每一个字都像耳光,扇在林祈雪脸上。
她张了张嘴,却发现喉咙被什么东西堵住了,发不出声音。
她看向林暮雪,那个始作俑者,此刻正微微蹙着眉,轻声开口:“爸,妈,别太责怪妹妹了。她还小,可能只是一时冲动。我……我没关系的,昨晚其实我也没睡好,有点担心妹妹。
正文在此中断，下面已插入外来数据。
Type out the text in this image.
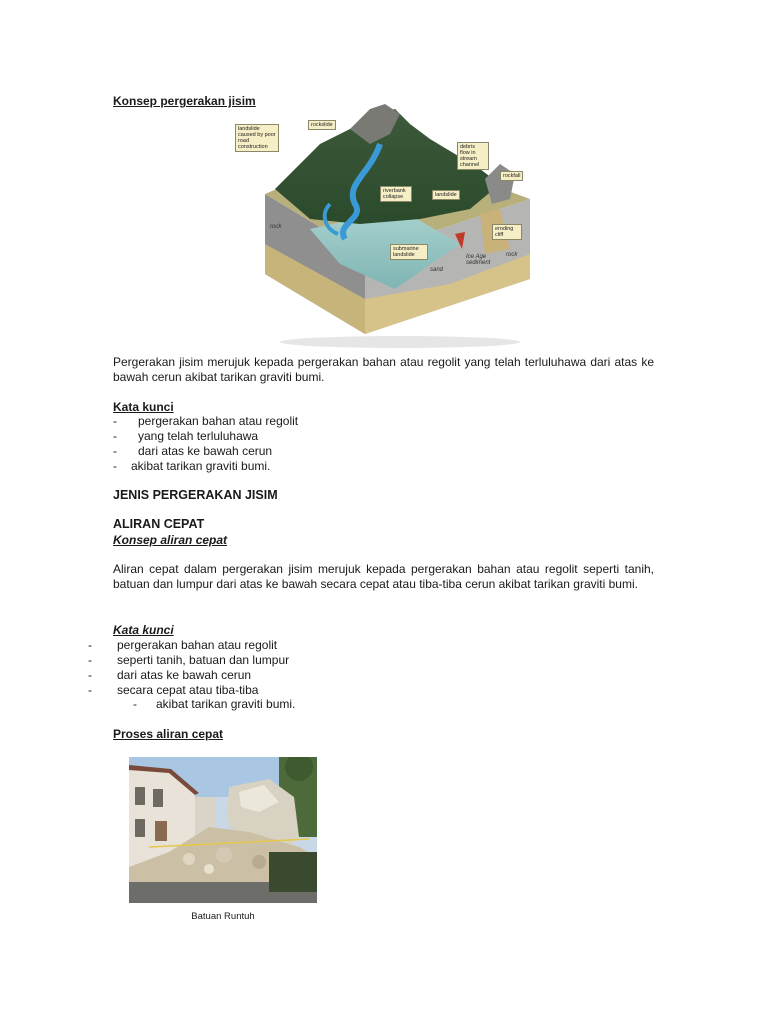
Konsep pergerakan jisim
landslide caused by poor road construction
rockslide
debris flow in stream channel
rockfall
riverbank collapse	landslide
eroding cliff
submarine landslide	Ice Age sediment
sand
rock
rock
Pergerakan jisim merujuk kepada pergerakan bahan atau regolit yang telah terluluhawa dari atas ke bawah cerun akibat tarikan graviti bumi.
Kata kunci
- pergerakan bahan atau regolit
- yang telah terluluhawa
- dari atas ke bawah cerun
- akibat tarikan graviti bumi.
JENIS PERGERAKAN JISIM
ALIRAN CEPAT
Konsep aliran cepat
Aliran cepat dalam pergerakan jisim merujuk kepada pergerakan bahan atau regolit seperti tanih, batuan dan lumpur dari atas ke bawah secara cepat atau tiba-tiba cerun akibat tarikan graviti bumi.
Kata kunci
- pergerakan bahan atau regolit
- seperti tanih, batuan dan lumpur
- dari atas ke bawah cerun
- secara cepat atau tiba-tiba
- akibat tarikan graviti bumi.
Proses aliran cepat
Batuan Runtuh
”
她越是这样说,林父林母眼中的失望和怒火就越盛。
“你看看你姐姐!再看看你!”林母痛心疾首,“暮雪受了委屈还在为你说话!你呢?你有一点悔改的意思吗?!”
“我没有错!”最后三个字,林祈雪几乎是吼出来的,眼泪不争气地涌了上来,“是她先欺负我!在派对上那样羞辱我!你们为什么不问问她做了什么?!”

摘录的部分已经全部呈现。